Наряду с тезисами Свечина наибо­лее заслуживающие внимания вы­ступления по вопросу о том, что же должно быть содержанием во­енной доктрины, на какой опыт и традиции она призвана опираться, принадлежали уже упомянутому выше А. Незнамову, а также И. Вацетису (бывшему полковнику цар­ской армии, занимавшему одно время в ходе гражданской войны пост главкома Красной Армии, ре­прессированному в конце 30-х годов) и И. Уборевичу (бывшему по­ручику царской армии во время гражданской войны, командовав­шему армиями республики, а затем бывшему военному министру Даль­невосточной республики.
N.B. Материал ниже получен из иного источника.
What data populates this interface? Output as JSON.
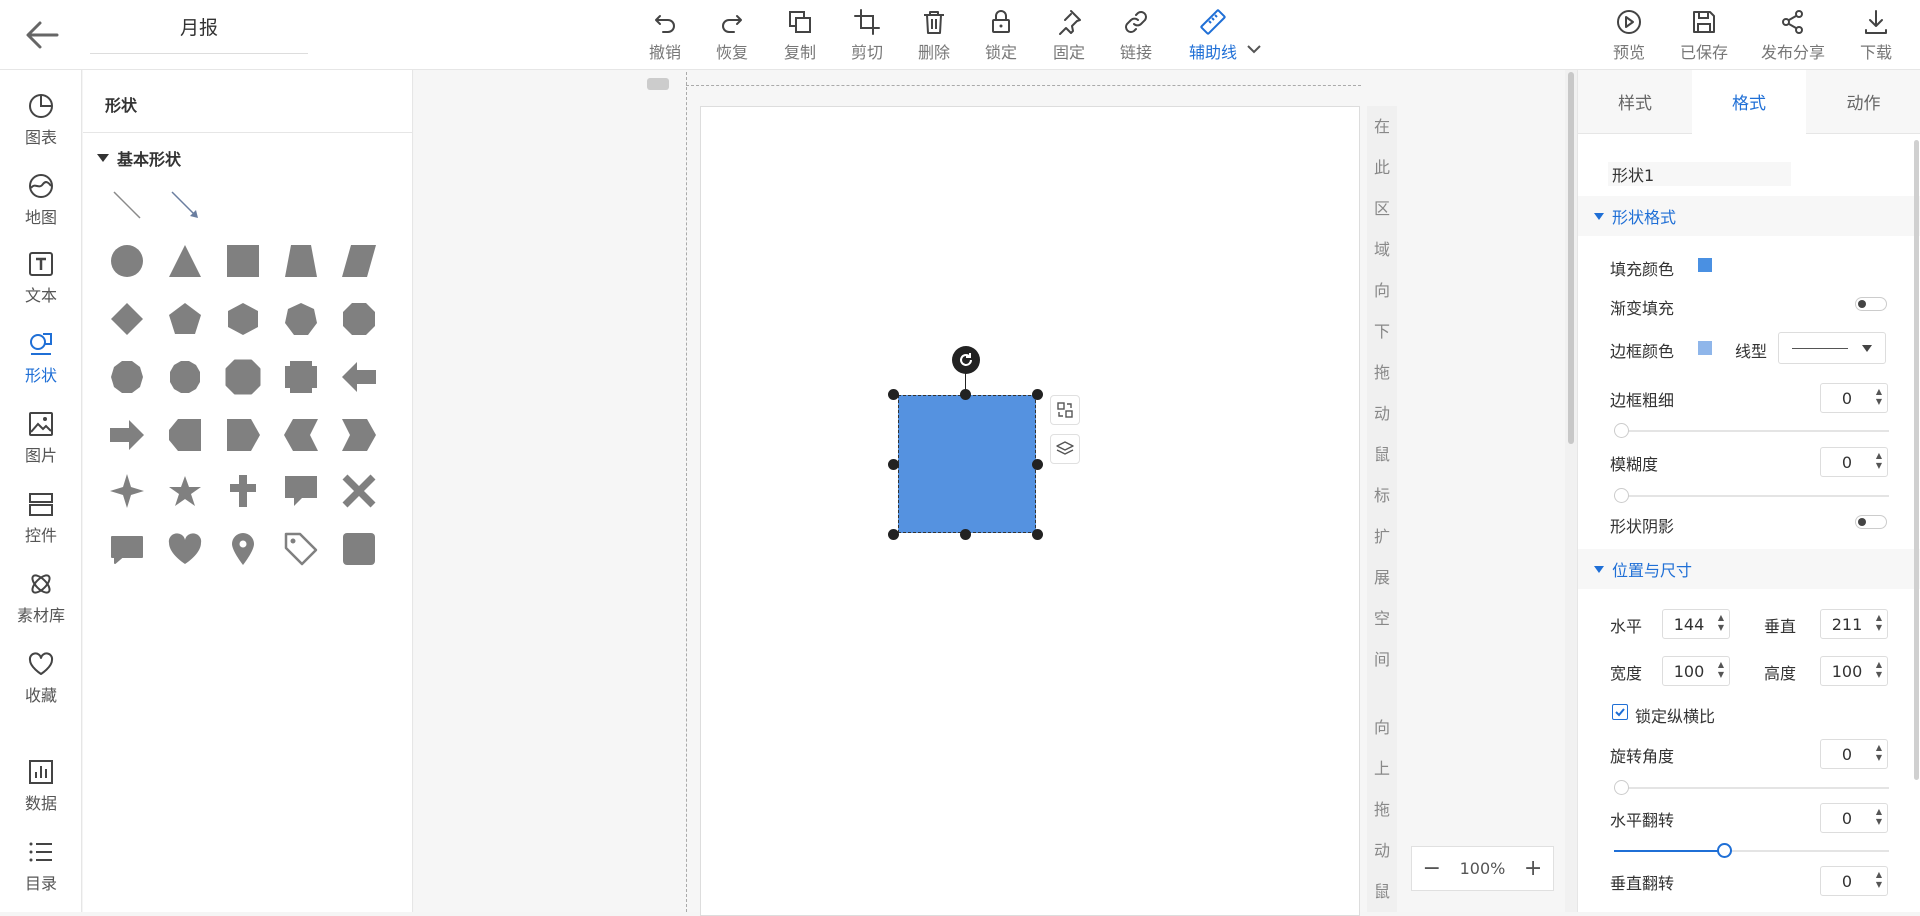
{
  "header": {
    "back_icon": "arrow-left-icon",
    "doc_title": "月报",
    "toolbar": {
      "undo": "撤销",
      "redo": "恢复",
      "copy": "复制",
      "cut": "剪切",
      "delete": "删除",
      "lock": "锁定",
      "pin": "固定",
      "link": "链接",
      "guides": "辅助线"
    },
    "right_actions": {
      "preview": "预览",
      "saved": "已保存",
      "share": "发布分享",
      "download": "下载"
    }
  },
  "left_nav": {
    "chart": "图表",
    "map": "地图",
    "text": "文本",
    "shape": "形状",
    "image": "图片",
    "control": "控件",
    "assets": "素材库",
    "favorites": "收藏",
    "data": "数据",
    "toc": "目录"
  },
  "shapes_panel": {
    "title": "形状",
    "group": "基本形状",
    "shape_color": "#808080"
  },
  "canvas": {
    "expand_down_chars": [
      "在",
      "此",
      "区",
      "域",
      "向",
      "下",
      "拖",
      "动",
      "鼠",
      "标",
      "扩",
      "展",
      "空",
      "间",
      "",
      "向",
      "上",
      "拖",
      "动",
      "鼠"
    ],
    "shape_fill": "#5592e0",
    "zoom": "100%",
    "zoom_minus": "−",
    "zoom_plus": "+"
  },
  "right_panel": {
    "tabs": {
      "style": "样式",
      "format": "格式",
      "action": "动作"
    },
    "shape_name": "形状1",
    "shape_format": {
      "header": "形状格式",
      "fill_color_label": "填充颜色",
      "fill_color": "#4a90e2",
      "gradient_label": "渐变填充",
      "border_color_label": "边框颜色",
      "border_color": "#8fb6ea",
      "line_type_label": "线型",
      "border_width_label": "边框粗细",
      "border_width": "0",
      "blur_label": "模糊度",
      "blur": "0",
      "shadow_label": "形状阴影"
    },
    "position_size": {
      "header": "位置与尺寸",
      "h_label": "水平",
      "h_value": "144",
      "v_label": "垂直",
      "v_value": "211",
      "w_label": "宽度",
      "w_value": "100",
      "height_label": "高度",
      "height_value": "100",
      "lock_ratio_label": "锁定纵横比",
      "rotation_label": "旋转角度",
      "rotation": "0",
      "flip_h_label": "水平翻转",
      "flip_h": "0",
      "flip_h_slider_level": 0.4,
      "flip_v_label": "垂直翻转",
      "flip_v": "0"
    }
  },
  "accent_color": "#1f6fd6"
}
После гражданской войны занимал высо­кие командные должности в РККА; расстрелян в 1937 г.)

А. Незнамов, в частности, предла­гал в емкой, компактной форме толкование "военной доктрины":

1.     "Как взгляд на войну данного об­щества и правительства, еще лучше всего народа"; при этом Незнамов делал немаловажную оговорку -"если он для этого дозрел". "Соот­ветственно этому взгляду будут и внешняя политика вестись, и стро­иться вооруженные силы (до экономики и воспитания детей включи­тельно)".
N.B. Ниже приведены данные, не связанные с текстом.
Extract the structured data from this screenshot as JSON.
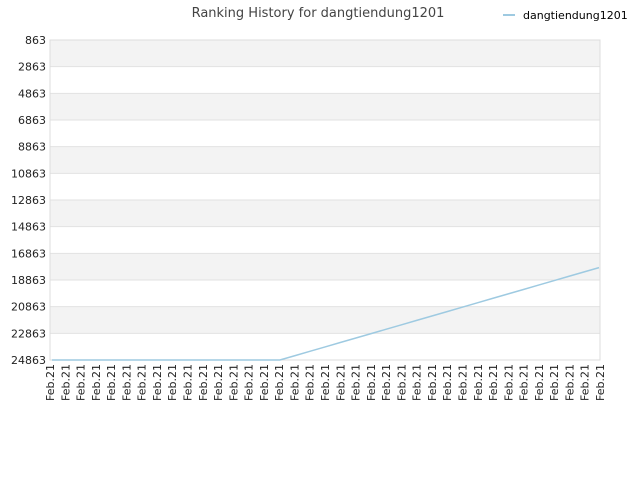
{
  "chart_data": {
    "type": "line",
    "title": "Ranking History for dangtiendung1201",
    "xlabel": "",
    "ylabel": "",
    "y_inverted": true,
    "ylim": [
      863,
      24863
    ],
    "y_ticks": [
      863,
      2863,
      4863,
      6863,
      8863,
      10863,
      12863,
      14863,
      16863,
      18863,
      20863,
      22863,
      24863
    ],
    "legend_position": "top-right",
    "x_labels": [
      "Feb.21",
      "Feb.21",
      "Feb.21",
      "Feb.21",
      "Feb.21",
      "Feb.21",
      "Feb.21",
      "Feb.21",
      "Feb.21",
      "Feb.21",
      "Feb.21",
      "Feb.21",
      "Feb.21",
      "Feb.21",
      "Feb.21",
      "Feb.21",
      "Feb.21",
      "Feb.21",
      "Feb.21",
      "Feb.21",
      "Feb.21",
      "Feb.21",
      "Feb.21",
      "Feb.21",
      "Feb.21",
      "Feb.21",
      "Feb.21",
      "Feb.21",
      "Feb.21",
      "Feb.21",
      "Feb.21",
      "Feb.21",
      "Feb.21",
      "Feb.21",
      "Feb.21",
      "Feb.21",
      "Feb.21"
    ],
    "series": [
      {
        "name": "dangtiendung1201",
        "color": "#9ecae1",
        "values": [
          24863,
          24863,
          24863,
          24863,
          24863,
          24863,
          24863,
          24863,
          24863,
          24863,
          24863,
          24863,
          24863,
          24863,
          24863,
          24863,
          24530,
          24200,
          23870,
          23540,
          23210,
          22880,
          22550,
          22220,
          21890,
          21560,
          21230,
          20900,
          20570,
          20240,
          19910,
          19580,
          19250,
          18920,
          18590,
          18260,
          17930
        ]
      }
    ]
  }
}
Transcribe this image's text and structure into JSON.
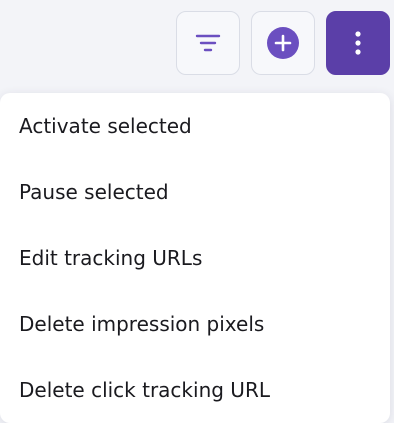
{
  "toolbar": {
    "filter_icon": "filter-lines-icon",
    "add_icon": "plus-circle-icon",
    "more_icon": "vertical-ellipsis-icon",
    "accent_color": "#5b3fa8",
    "icon_color": "#6b4fc0"
  },
  "menu": {
    "items": [
      {
        "label": "Activate selected"
      },
      {
        "label": "Pause selected"
      },
      {
        "label": "Edit tracking URLs"
      },
      {
        "label": "Delete impression pixels"
      },
      {
        "label": "Delete click tracking URL"
      }
    ]
  }
}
2.     Как современные чисто военные взгляды на эксплуатацию вооруженной силы на войне: то, что у нем­цев мы видели в их "Основных ука­заниях старшим войсковым началь­никам" или у французов в "Reglement sur 1а conduite des grandes unites".

3.     Как вывод из обеих первых - (а) полевой устав армии, т.е. совре­менный военной катехизис для вто­ростепенных начальников, и (б) прочие уставы - общий символ ве­ры для массы армии.

Выдвигая такую формулу предмета военной доктрины, фактически Незнамов предлагал объединить в ее рамках в единую систему взгляды как на вопросы высшего политиче­ского и военно-политического уровня, так и на вопросы сугубо военного характера оперативно-стратегического и тактического уровня.

Уборевич заявлял о том, что он не согласен с такой трактовкой поня­тия   "военная  доктрина".   По его мнению, "такое определение пред­ставляется слишком широким, так как захватывает области, не имеющие прямого отношения к доктри­не". В буквальном понимании, счи­тал Уборевич, "доктрина есть уче­ние, военная доктрина — военное учение; но это определение слиш­ком общее, а более частное состо­ит  в том,  что  военная доктрина есть то или иное понимание интел­лектуальными силами данного во­енного   мира   сущности явлений войны и образа действий войск при различных их положениях".

Если вчитываться внимательно, то различия во взглядах Незнамова и Уборевича на предмет военной до­ктрины не столь уж и велики, по­скольку   под   "сущностью явления войны" можно понимать и незнамовский "взгляд на войну данного общества и правительства". В определении   доктрины Уборевича ("образ действий войск при различ­ном их положении") явно присутст­вует правомерная идея разновариантности действий Красной Армии в зависимости от потребностей по­литики и конкретной оперативно-стратегической обстановки. Такой принципиальный подход Уборевича сказался на его последующих теоретических разработках и на его практической деятельности на вы­соких   командных   должностях в Красной Армии, когда он готовил вверенные ему войска (в частности, Белорусский военный округ) к эф­фективным действиям как в наступ­лении, так и в обороне, как в боль­шой войне, так и в локальных вой­нах и конфликтах.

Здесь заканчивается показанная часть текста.